Introduction / Context:
Energy conservation in circuits dictates that the power delivered by sources is absorbed by elements as heat or stored energy. In steady-state resistive networks, all source power ends up as heat in the resistors. This question checks whether you understand that total power is an additive quantity across elements, not something that mysteriously exceeds the parts’ contributions.

Given Data / Assumptions:

• Purely resistive series network driven by a source.
• Steady state (no reactive storage).
• Ideal interconnects without parasitic losses.

Concept / Approach:
Use P = V*I at the source, and P_k = I^2 * R_k (or V_k^2 / R_k) at each resistor. Since the same current I flows in series, the total resistor power is Σ (I^2 * R_k) = I^2 * Σ R_k. The equivalent resistance is R_total = Σ R_k, so the power seen from the source is P_total = I^2 * R_total = I^2 * Σ R_k, exactly the same as the sum of the individual powers. There is no extra “hidden” power term in an ideal resistive loop.

Step-by-Step Solution:

Verification / Alternative check:
Measure current I and each drop V_k, compute P_k = V_k * I. Summing P_k matches the source measurement V_source * I within meter tolerance, confirming conservation of energy.

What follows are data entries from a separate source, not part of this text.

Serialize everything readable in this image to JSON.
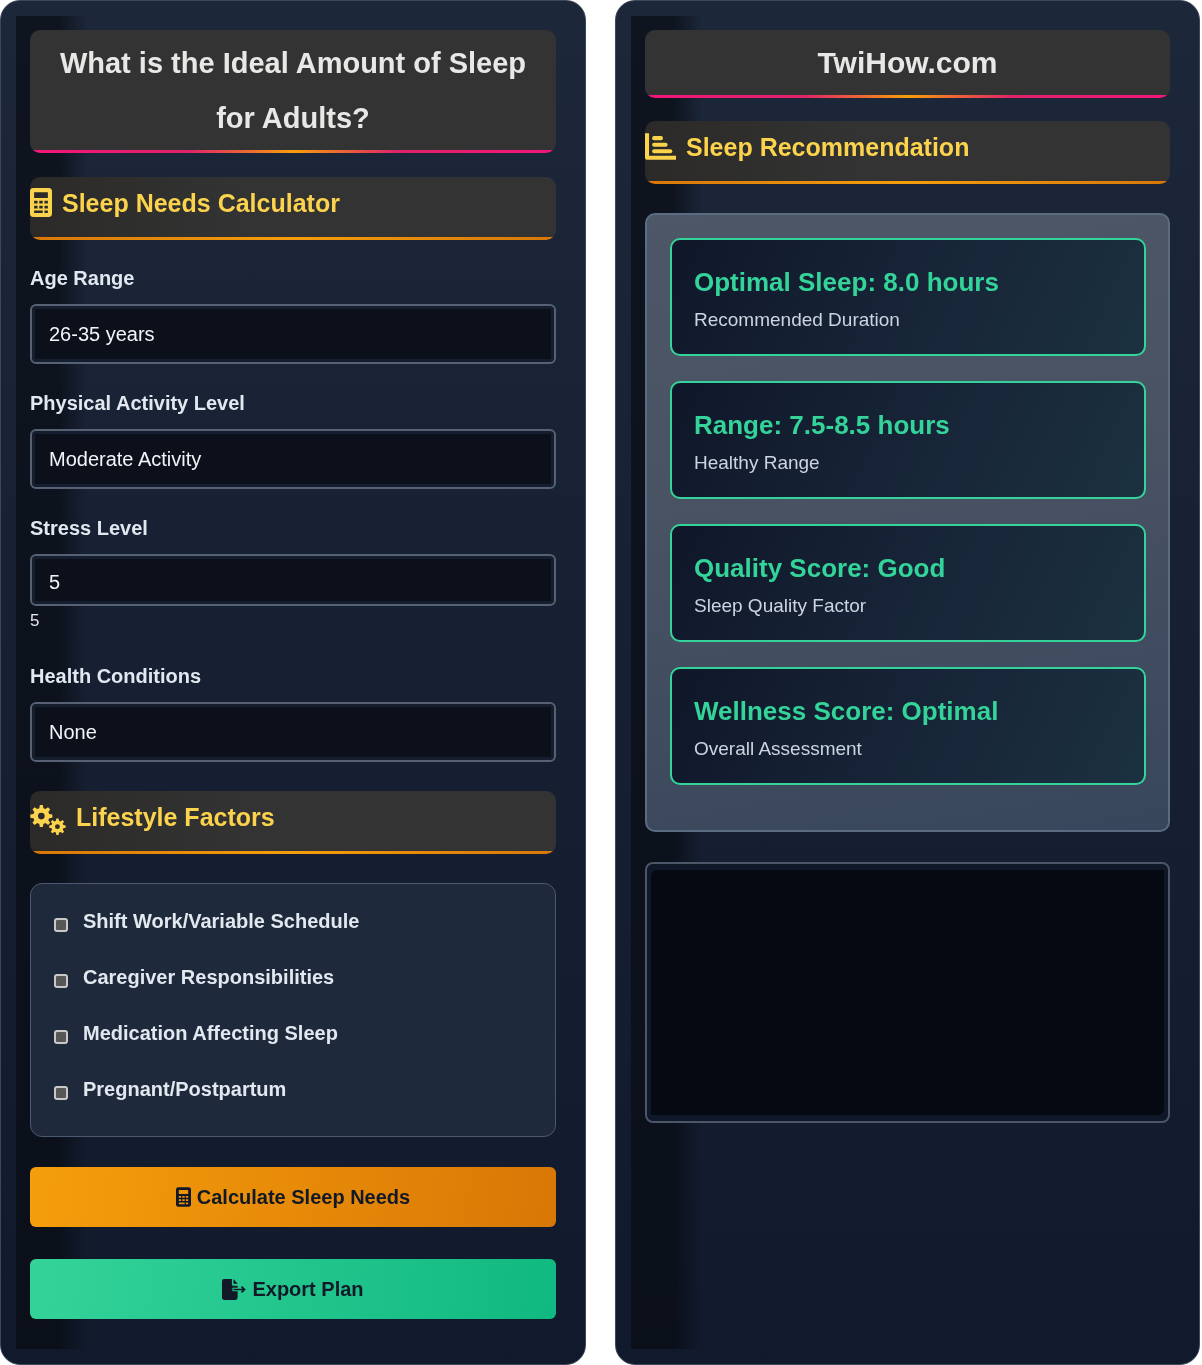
{
  "calculator_panel": {
    "title": "What is the Ideal Amount of Sleep for Adults?",
    "section_heading": "Sleep Needs Calculator",
    "fields": [
      {
        "kind": "select",
        "label": "Age Range",
        "value": "26-35 years"
      },
      {
        "kind": "select",
        "label": "Physical Activity Level",
        "value": "Moderate Activity"
      },
      {
        "kind": "input",
        "label": "Stress Level",
        "value": "5",
        "reading": "5"
      },
      {
        "kind": "select",
        "label": "Health Conditions",
        "value": "None"
      }
    ],
    "lifestyle": {
      "heading": "Lifestyle Factors",
      "options": [
        {
          "label": "Shift Work/Variable Schedule",
          "checked": false
        },
        {
          "label": "Caregiver Responsibilities",
          "checked": false
        },
        {
          "label": "Medication Affecting Sleep",
          "checked": false
        },
        {
          "label": "Pregnant/Postpartum",
          "checked": false
        }
      ]
    },
    "buttons": [
      {
        "kind": "calculate",
        "label": "Calculate Sleep Needs"
      },
      {
        "kind": "export",
        "label": "Export Plan"
      }
    ]
  },
  "results_panel": {
    "site": "TwiHow.com",
    "heading": "Sleep Recommendation",
    "results": [
      {
        "value": "Optimal Sleep: 8.0 hours",
        "caption": "Recommended Duration"
      },
      {
        "value": "Range: 7.5-8.5 hours",
        "caption": "Healthy Range"
      },
      {
        "value": "Quality Score: Good",
        "caption": "Sleep Quality Factor"
      },
      {
        "value": "Wellness Score: Optimal",
        "caption": "Overall Assessment"
      }
    ]
  }
}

Why Other Options Are Wrong:

• Exceeds the sum: Violates conservation of energy in an ideal resistive loop.
• Less than the sum: Also violates conservation; nothing else absorbs the “missing” power.
• Only for equal resistors: Equality of values is irrelevant to the additivity of power.

Common Pitfalls:
Confusing instantaneous versus average power, or mixing AC reactive elements (which store and return energy) with purely resistive networks. In a DC or resistive AC case, powers simply add.

Final Answer:
Correct — total power equals the sum of the individual resistor powers in a series resistive circuit.